Levantamentos recentes indicam a liderança do senador Cleitinho Azevedo (Republicanos), que aparece à frente em diferentes cenários de intenção de voto, com ampla vantagem sobre os concorrentes. Seu desempenho consolida um polo à direita com forte apelo popular e presença digital relevante.
Na sequência, nomes como Rodrigo Pacheco (PSD) e Alexandre Kalil (PDT) disputam espaço como alternativas mais ao centro, enquanto o vice-governador Mateus Simões (PSD) tenta viabilizar sua candidatura com apoio direto de Zema e da máquina estadual.
Outros nomes também se colocam no tabuleiro, como Gabriel Azevedo (MDB), além de candidaturas de menor expressão ligadas à esquerda e partidos ideológicos, como PSOL, PCB e PSTU.
O campo conservador é, ao mesmo tempo, o mais competitivo e o mais fragmentado. De um lado, Cleitinho tenta consolidar apoio do eleitorado bolsonarista; de outro, Mateus Simões busca unificar esse espectro político sob o guarda-chuva do governo estadual.

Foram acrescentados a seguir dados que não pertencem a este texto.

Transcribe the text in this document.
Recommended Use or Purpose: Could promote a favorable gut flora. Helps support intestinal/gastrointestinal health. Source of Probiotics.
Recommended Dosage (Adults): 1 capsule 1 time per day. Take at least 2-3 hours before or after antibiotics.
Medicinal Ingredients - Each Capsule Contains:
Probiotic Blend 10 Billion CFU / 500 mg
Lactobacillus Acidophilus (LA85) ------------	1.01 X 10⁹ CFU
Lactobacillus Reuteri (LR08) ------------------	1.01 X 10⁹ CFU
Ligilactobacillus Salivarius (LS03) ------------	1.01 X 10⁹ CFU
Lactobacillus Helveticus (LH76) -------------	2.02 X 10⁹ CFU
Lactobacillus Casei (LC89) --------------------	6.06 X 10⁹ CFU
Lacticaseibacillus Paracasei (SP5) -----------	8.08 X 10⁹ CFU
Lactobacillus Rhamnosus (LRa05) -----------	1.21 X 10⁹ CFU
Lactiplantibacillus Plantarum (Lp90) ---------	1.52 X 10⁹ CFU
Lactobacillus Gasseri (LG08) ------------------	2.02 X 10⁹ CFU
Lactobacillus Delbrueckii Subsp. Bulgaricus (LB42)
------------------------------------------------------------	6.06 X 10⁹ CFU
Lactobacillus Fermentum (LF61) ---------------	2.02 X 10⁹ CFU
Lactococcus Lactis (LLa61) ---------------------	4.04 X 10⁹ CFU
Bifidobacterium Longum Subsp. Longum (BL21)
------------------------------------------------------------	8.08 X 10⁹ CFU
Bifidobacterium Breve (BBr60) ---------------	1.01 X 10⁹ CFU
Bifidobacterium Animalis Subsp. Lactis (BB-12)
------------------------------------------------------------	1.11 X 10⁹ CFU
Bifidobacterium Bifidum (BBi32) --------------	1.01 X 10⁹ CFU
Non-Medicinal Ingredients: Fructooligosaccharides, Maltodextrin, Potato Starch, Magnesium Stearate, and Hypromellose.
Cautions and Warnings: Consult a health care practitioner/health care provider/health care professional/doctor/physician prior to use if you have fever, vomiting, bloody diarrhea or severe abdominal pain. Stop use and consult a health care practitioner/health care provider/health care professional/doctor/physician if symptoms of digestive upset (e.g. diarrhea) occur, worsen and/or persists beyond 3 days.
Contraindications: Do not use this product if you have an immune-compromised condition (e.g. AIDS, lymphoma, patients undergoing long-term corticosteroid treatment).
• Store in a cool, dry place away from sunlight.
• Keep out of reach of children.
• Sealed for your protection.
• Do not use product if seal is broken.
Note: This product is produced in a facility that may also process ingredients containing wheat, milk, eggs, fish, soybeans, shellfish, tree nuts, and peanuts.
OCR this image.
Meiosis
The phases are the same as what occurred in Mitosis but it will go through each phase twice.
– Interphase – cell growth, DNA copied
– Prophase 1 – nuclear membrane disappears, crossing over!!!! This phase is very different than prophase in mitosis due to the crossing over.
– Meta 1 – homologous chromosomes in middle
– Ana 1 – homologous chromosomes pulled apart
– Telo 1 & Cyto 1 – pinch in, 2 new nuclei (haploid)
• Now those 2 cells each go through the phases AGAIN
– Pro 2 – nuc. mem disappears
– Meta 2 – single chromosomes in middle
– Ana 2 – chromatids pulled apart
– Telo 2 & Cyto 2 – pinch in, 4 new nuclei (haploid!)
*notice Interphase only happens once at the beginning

A estratégia de Simões inclui sua migração partidária para o PSD, em busca de maior tempo de TV e recursos do fundo eleitoral, além de articulações para evitar a dispersão de candidaturas da direita. Já Cleitinho negocia apoio do PL, partido que, nacionalmente, tem priorizado candidaturas próprias para fortalecer palanques estaduais.
O próprio Zema tem evitado antecipar definições, sinalizando que o cenário ainda é “imprevisível” e depende da consolidação de alianças.

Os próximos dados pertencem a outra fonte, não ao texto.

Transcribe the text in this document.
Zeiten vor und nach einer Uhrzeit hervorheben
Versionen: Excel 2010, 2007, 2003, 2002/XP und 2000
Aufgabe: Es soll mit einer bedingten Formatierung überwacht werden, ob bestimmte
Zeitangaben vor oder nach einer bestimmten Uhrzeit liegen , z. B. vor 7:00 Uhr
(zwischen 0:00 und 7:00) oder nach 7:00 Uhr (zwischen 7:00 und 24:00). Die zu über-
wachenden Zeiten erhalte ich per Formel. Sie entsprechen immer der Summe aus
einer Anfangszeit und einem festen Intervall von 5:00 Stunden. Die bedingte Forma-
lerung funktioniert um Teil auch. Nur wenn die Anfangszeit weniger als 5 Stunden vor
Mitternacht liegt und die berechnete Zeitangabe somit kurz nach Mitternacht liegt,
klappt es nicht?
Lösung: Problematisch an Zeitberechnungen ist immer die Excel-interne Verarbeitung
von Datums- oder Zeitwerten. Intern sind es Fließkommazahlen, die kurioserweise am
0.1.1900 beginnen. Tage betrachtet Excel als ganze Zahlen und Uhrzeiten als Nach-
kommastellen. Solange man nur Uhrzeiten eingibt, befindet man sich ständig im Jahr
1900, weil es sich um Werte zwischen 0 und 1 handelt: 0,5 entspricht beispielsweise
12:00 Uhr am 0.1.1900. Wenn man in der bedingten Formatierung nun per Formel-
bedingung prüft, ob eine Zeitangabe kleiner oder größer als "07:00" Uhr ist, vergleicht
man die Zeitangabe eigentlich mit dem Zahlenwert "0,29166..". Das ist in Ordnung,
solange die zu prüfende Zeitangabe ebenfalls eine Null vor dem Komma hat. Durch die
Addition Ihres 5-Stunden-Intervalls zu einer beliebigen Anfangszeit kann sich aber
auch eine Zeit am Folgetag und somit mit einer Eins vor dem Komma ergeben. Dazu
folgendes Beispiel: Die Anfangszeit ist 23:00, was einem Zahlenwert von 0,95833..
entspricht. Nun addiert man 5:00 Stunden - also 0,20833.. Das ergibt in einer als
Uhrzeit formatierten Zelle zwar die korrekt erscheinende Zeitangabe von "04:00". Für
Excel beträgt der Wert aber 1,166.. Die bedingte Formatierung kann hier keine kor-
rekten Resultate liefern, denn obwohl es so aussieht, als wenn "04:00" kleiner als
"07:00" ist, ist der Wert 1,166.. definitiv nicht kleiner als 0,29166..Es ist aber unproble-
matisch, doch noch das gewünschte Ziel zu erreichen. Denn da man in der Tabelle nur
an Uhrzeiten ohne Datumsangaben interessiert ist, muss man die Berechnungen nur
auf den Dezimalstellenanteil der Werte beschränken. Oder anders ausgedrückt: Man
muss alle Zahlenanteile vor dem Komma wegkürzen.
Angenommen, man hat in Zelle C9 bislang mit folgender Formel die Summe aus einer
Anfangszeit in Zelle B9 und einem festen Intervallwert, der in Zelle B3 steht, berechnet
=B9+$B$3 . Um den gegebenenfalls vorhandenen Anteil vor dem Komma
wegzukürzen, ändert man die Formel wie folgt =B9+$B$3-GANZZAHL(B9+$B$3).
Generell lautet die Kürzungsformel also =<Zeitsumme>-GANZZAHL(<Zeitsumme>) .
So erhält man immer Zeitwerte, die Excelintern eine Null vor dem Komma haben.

No campo mais ao centro, Rodrigo Pacheco surge como um nome de peso institucional, mas ainda sem confirmação definitiva de candidatura. Sua eventual entrada pode reorganizar alianças e afetar diretamente o espaço de Simões dentro do PSD.
Alexandre Kalil, por sua vez, tenta reconstruir capital político após a derrota em 2022, agora filiado ao PDT. Já Gabriel Azevedo aposta em um discurso renovador, tentando ocupar uma lacuna entre centro e direita moderada.
À esquerda, o cenário é ainda mais disperso, com múltiplas pré-candidaturas e ausência, até o momento, de um nome com maior densidade eleitoral.
As negociações para o governo impactam diretamente a formação das chapas proporcionais — deputado federal e estadual —, consideradas estratégicas pelos partidos.
Siglas maiores, como PSD, PL, MDB e Republicanos, buscam montar nominatas competitivas para maximizar o quociente eleitoral e ampliar suas bancadas. A definição de alianças majoritárias tende a influenciar a distribuição de candidaturas proporcionais, especialmente em coligações informais e apoios cruzados.
Além disso, nomes cotados para o Senado — como Marcelo Aro (PP) — também entram no cálculo político, compondo chapas e atraindo apoios regionais.
Apesar da movimentação intensa, o quadro permanece aberto e indefinido. Pesquisas indicam tendências, mas a baixa cristalização do voto — evidenciada por altos índices de indecisão — sugere que o cenário ainda pode mudar significativamente até o início oficial da campanha.
Com Minas Gerais tradicionalmente desempenhando papel decisivo no equilíbrio político nacional, a eleição de 2026 no estado tende a refletir — e influenciar — a correlação de forças no país.